The Largest Antarctic Project in 70 Years

The ITGC is the most extensive joint project undertaken by the two nations in Antarctica in more than 70 years, since the conclusion of a mapping project on the Antarctic Peninsula in the late 1940s. The collaboration involves about 100 scientists from the world's foremost research institutes in both countries alongside researchers from other nations, including South Korea, Germany, Sweden, New Zealand and Finland, who will contribute to the various projects.
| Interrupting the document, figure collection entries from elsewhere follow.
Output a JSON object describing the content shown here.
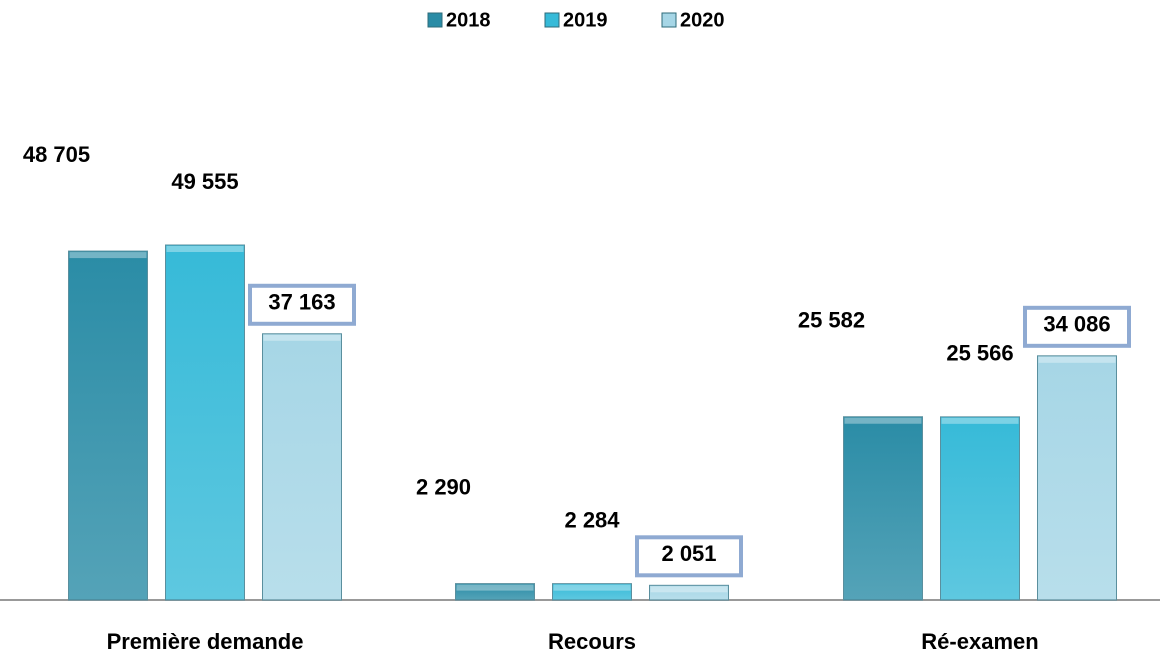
{
  "chart_data": {
    "type": "bar",
    "categories": [
      "Première demande",
      "Recours",
      "Ré-examen"
    ],
    "series": [
      {
        "name": "2018",
        "color": "#2a8ca6",
        "values": [
          48705,
          2290,
          25582
        ],
        "value_labels": [
          "48 705",
          "2 290",
          "25 582"
        ]
      },
      {
        "name": "2019",
        "color": "#36bad8",
        "values": [
          49555,
          2284,
          25566
        ],
        "value_labels": [
          "49 555",
          "2 284",
          "25 566"
        ]
      },
      {
        "name": "2020",
        "color": "#a6d6e6",
        "values": [
          37163,
          2051,
          34086
        ],
        "value_labels": [
          "37 163",
          "2 051",
          "34 086"
        ]
      }
    ]
  }
}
"Whilst Antarctica seems far away, what is happening there is already affecting sea levels around the world," said David Vaughan, director of science at the British Antarctic Survey and lead scientific coordinator for the UK. "UK and US scientists have a track record of working well together on the ice, and together we have a unique opportunity to change our understanding of Antarctica, and to make a difference by helping to provide the information we need to help protect coastal cities, ecosystems, and vulnerable communities around the world."
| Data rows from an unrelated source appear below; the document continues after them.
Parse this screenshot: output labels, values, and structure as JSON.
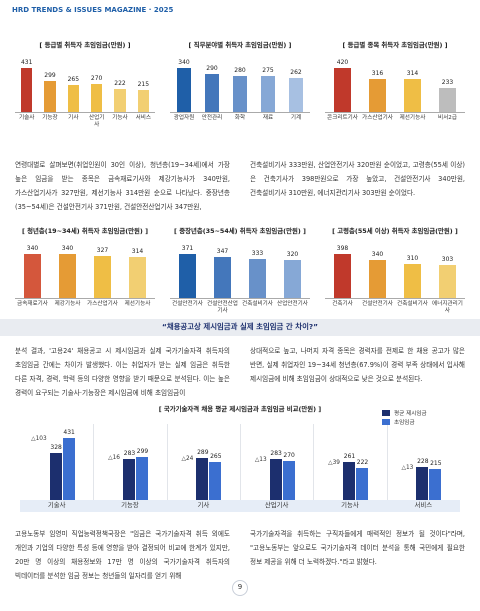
{
  "header": {
    "title": "HRD TRENDS & ISSUES MAGAZINE · 2025"
  },
  "chart_data": [
    {
      "type": "bar",
      "title": "[ 등급별 취득자 초임임금(만원) ]",
      "categories": [
        "기술사",
        "기능장",
        "기사",
        "산업기사",
        "기능사",
        "서비스"
      ],
      "values": [
        431,
        299,
        265,
        270,
        222,
        215
      ],
      "colors": [
        "#c0392b",
        "#e59b35",
        "#efbe45",
        "#efbe45",
        "#f2cf72",
        "#f2cf72"
      ]
    },
    {
      "type": "bar",
      "title": "[ 직무분야별 취득자 초임임금(만원) ]",
      "categories": [
        "광업자원",
        "안전관리",
        "화학",
        "재료",
        "기계"
      ],
      "values": [
        340,
        290,
        280,
        275,
        262
      ],
      "colors": [
        "#1f5fa8",
        "#4477bb",
        "#6891c9",
        "#86a8d6",
        "#a7c0e2"
      ]
    },
    {
      "type": "bar",
      "title": "[ 등급별 종목 취득자 초임임금(만원) ]",
      "categories": [
        "콘크리트기사",
        "가스산업기사",
        "제선기능사",
        "비서2급"
      ],
      "values": [
        420,
        316,
        314,
        233
      ],
      "colors": [
        "#c0392b",
        "#e59b35",
        "#efbe45",
        "#bdbdbd"
      ]
    },
    {
      "type": "bar",
      "title": "[ 청년층(19~34세) 취득자 초임임금(만원) ]",
      "categories": [
        "금속재료기사",
        "제강기능사",
        "가스산업기사",
        "제선기능사"
      ],
      "values": [
        340,
        340,
        327,
        314
      ],
      "colors": [
        "#d4573c",
        "#e59b35",
        "#efbe45",
        "#f2cf72"
      ]
    },
    {
      "type": "bar",
      "title": "[ 중장년층(35~54세) 취득자 초임임금(만원) ]",
      "categories": [
        "건설안전기사",
        "건설안전산업기사",
        "건축설비기사",
        "산업안전기사"
      ],
      "values": [
        371,
        347,
        333,
        320
      ],
      "colors": [
        "#1f5fa8",
        "#4477bb",
        "#6891c9",
        "#86a8d6"
      ]
    },
    {
      "type": "bar",
      "title": "[ 고령층(55세 이상) 취득자 초임임금(만원) ]",
      "categories": [
        "건축기사",
        "건설안전기사",
        "건축설비기사",
        "에너지관리기사"
      ],
      "values": [
        398,
        340,
        310,
        303
      ],
      "colors": [
        "#c0392b",
        "#e59b35",
        "#efbe45",
        "#f2cf72"
      ]
    },
    {
      "type": "grouped_bar",
      "title": "[ 국가기술자격 채용 평균 제시임금과 초임임금 비교(만원) ]",
      "categories": [
        "기술사",
        "기능장",
        "기사",
        "산업기사",
        "기능사",
        "서비스"
      ],
      "series": [
        {
          "name": "평균 제시임금",
          "color": "#1c2f6e",
          "values": [
            328,
            283,
            289,
            283,
            261,
            228
          ]
        },
        {
          "name": "초임임금",
          "color": "#3b6fd0",
          "values": [
            431,
            299,
            265,
            270,
            222,
            215
          ]
        }
      ],
      "annotations": [
        "△103",
        "△16",
        "△24",
        "△13",
        "△39",
        "△13"
      ]
    }
  ],
  "paragraphs": [
    [
      "연령대별로 살펴보면(취업인원이 30인 이상), 청년층(19~34세)에서 가장 높은 임금을 받는 종목은 금속재료기사와 제강기능사가 340만원, 가스산업기사가 327만원, 제선기능사 314만원 순으로 나타났다. 중장년층(35~54세)은 건설안전기사 371만원, 건설안전산업기사 347만원,",
      "건축설비기사 333만원, 산업안전기사 320만원 순이었고, 고령층(55세 이상)은 건축기사가 398만원으로 가장 높았고, 건설안전기사 340만원, 건축설비기사 310만원, 에너지관리기사 303만원 순이었다."
    ],
    [
      "분석 결과, '고용24' 채용공고 시 제시임금과 실제 국가기술자격 취득자의 초임임금 간에는 차이가 발생했다. 이는 취업자가 받는 실제 임금은 취득한 다른 자격, 경력, 학력 등의 다양한 영향을 받기 때문으로 분석된다. 이는 높은 경력이 요구되는 기술사·기능장은 제시임금에 비해 초임임금이",
      "상대적으로 높고, 나머지 자격 종목은 경력자를 전제로 한 채용 공고가 많은 반면, 실제 취업자인 19~34세 청년층(67.9%)이 경력 부족 상태에서 입사해 제시임금에 비해 초임임금이 상대적으로 낮은 것으로 분석된다."
    ],
    [
      "고용노동부 임영미 직업능력정책국장은 \"임금은 국가기술자격 취득 외에도 개인과 기업의 다양한 특성 등에 영향을 받아 결정되어 비교에 한계가 있지만, 20만 명 이상의 채용정보와 17만 명 이상의 국가기술자격 취득자의 빅데이터를 분석한 임금 정보는 청년들의 일자리를 얻기 위해",
      "국가기술자격을 취득하는 구직자들에게 매력적인 정보가 될 것이다\"라며, \"고용노동부는 앞으로도 국가기술자격 데이터 분석을 통해 국민에게 필요한 정보 제공을 위해 더 노력하겠다.\"라고 밝혔다."
    ]
  ],
  "banner": "“채용공고상 제시임금과 실제 초임임금 간 차이?”",
  "page_number": 9
}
Antarctica's glaciers contribute to sea level rise when more ice is lost to the ocean than snow replaces. A full understanding of the causes of changes in ice flow requires study of the ice itself, the nearby ocean, and the Antarctic climate in the region.
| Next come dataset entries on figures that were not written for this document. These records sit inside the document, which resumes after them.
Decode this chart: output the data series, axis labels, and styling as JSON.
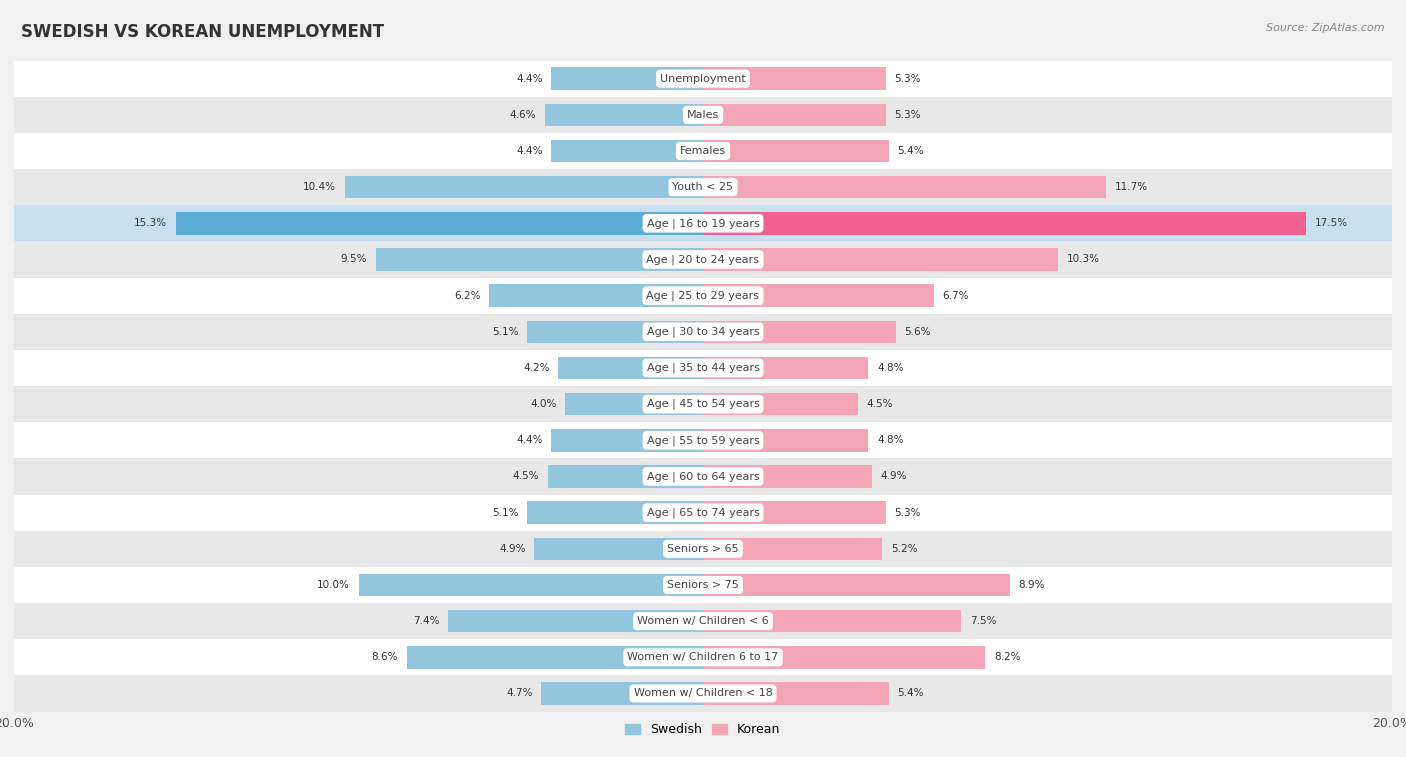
{
  "title": "SWEDISH VS KOREAN UNEMPLOYMENT",
  "source": "Source: ZipAtlas.com",
  "categories": [
    "Unemployment",
    "Males",
    "Females",
    "Youth < 25",
    "Age | 16 to 19 years",
    "Age | 20 to 24 years",
    "Age | 25 to 29 years",
    "Age | 30 to 34 years",
    "Age | 35 to 44 years",
    "Age | 45 to 54 years",
    "Age | 55 to 59 years",
    "Age | 60 to 64 years",
    "Age | 65 to 74 years",
    "Seniors > 65",
    "Seniors > 75",
    "Women w/ Children < 6",
    "Women w/ Children 6 to 17",
    "Women w/ Children < 18"
  ],
  "swedish": [
    4.4,
    4.6,
    4.4,
    10.4,
    15.3,
    9.5,
    6.2,
    5.1,
    4.2,
    4.0,
    4.4,
    4.5,
    5.1,
    4.9,
    10.0,
    7.4,
    8.6,
    4.7
  ],
  "korean": [
    5.3,
    5.3,
    5.4,
    11.7,
    17.5,
    10.3,
    6.7,
    5.6,
    4.8,
    4.5,
    4.8,
    4.9,
    5.3,
    5.2,
    8.9,
    7.5,
    8.2,
    5.4
  ],
  "swedish_color": "#92c5de",
  "korean_color": "#f4a6b8",
  "highlight_swedish_color": "#5bacd4",
  "highlight_korean_color": "#f06090",
  "highlight_row": 4,
  "bg_color": "#f0f0f0",
  "row_bg_white": "#ffffff",
  "row_bg_light": "#e8e8e8",
  "highlight_bg": "#c8dff0",
  "axis_limit": 20.0,
  "legend_swedish": "Swedish",
  "legend_korean": "Korean",
  "label_box_color": "#ffffff"
}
In addition to the $25 (£20) million in awards to the research teams, the costs of the logistics of mounting a scientific campaign in one of the most remote places in Antarctica will increase the commitment significantly. The nearest permanently occupied research station to the Thwaites Glacier is roughly 900 miles (1,600km) away - transporting the scientists to the research site will take a massive joint effort from both nations. While researchers on the ice will rely on aircraft support from UK and US research stations, oceanographers and geophysicists will approach the glacier from the sea aboard research icebreakers.

The program will deploy the most up-to-date instruments and techniques available, from drills that can bore access holes 1,500 meters into the ice to autonomous submarines such as the Autosub Long Range, affectionately known around the world as Boaty McBoatface.

Kelly Falkner, director of NSF's Office of Polar Programs, noted that the US Antarctic program has "decades of experience in supporting large-scale international research initiatives -- from building the world's largest neutrino detector at the South Pole to supporting ice-core and sediment drilling projects that provide glimpses into the thawing and freezing of Antarctica over timescales of millions of years."

Despite the challenges, the only practical way to understand what changes are underway at the Thwaites is to go there, said lead US scientific coordinator, Ted Scambos from the National Snow and Ice Data Center in Colorado. He continues, "For more than a decade, satellites have identified this area as a region of massive ice loss and rapid change. But there are still many aspects of the ice and ocean that cannot be determined from space. We need to go there, with a robust scientific plan of activity, and learn more about how this area is changing in detail, so we can reduce the uncertainty of what might happen in the future."

NSF and NERC, through the ITGC, are jointly funding eight research projects and a coordination grant. The data gathered by ITGC will be archived and freely shared at the end of the program to help future understanding of the area.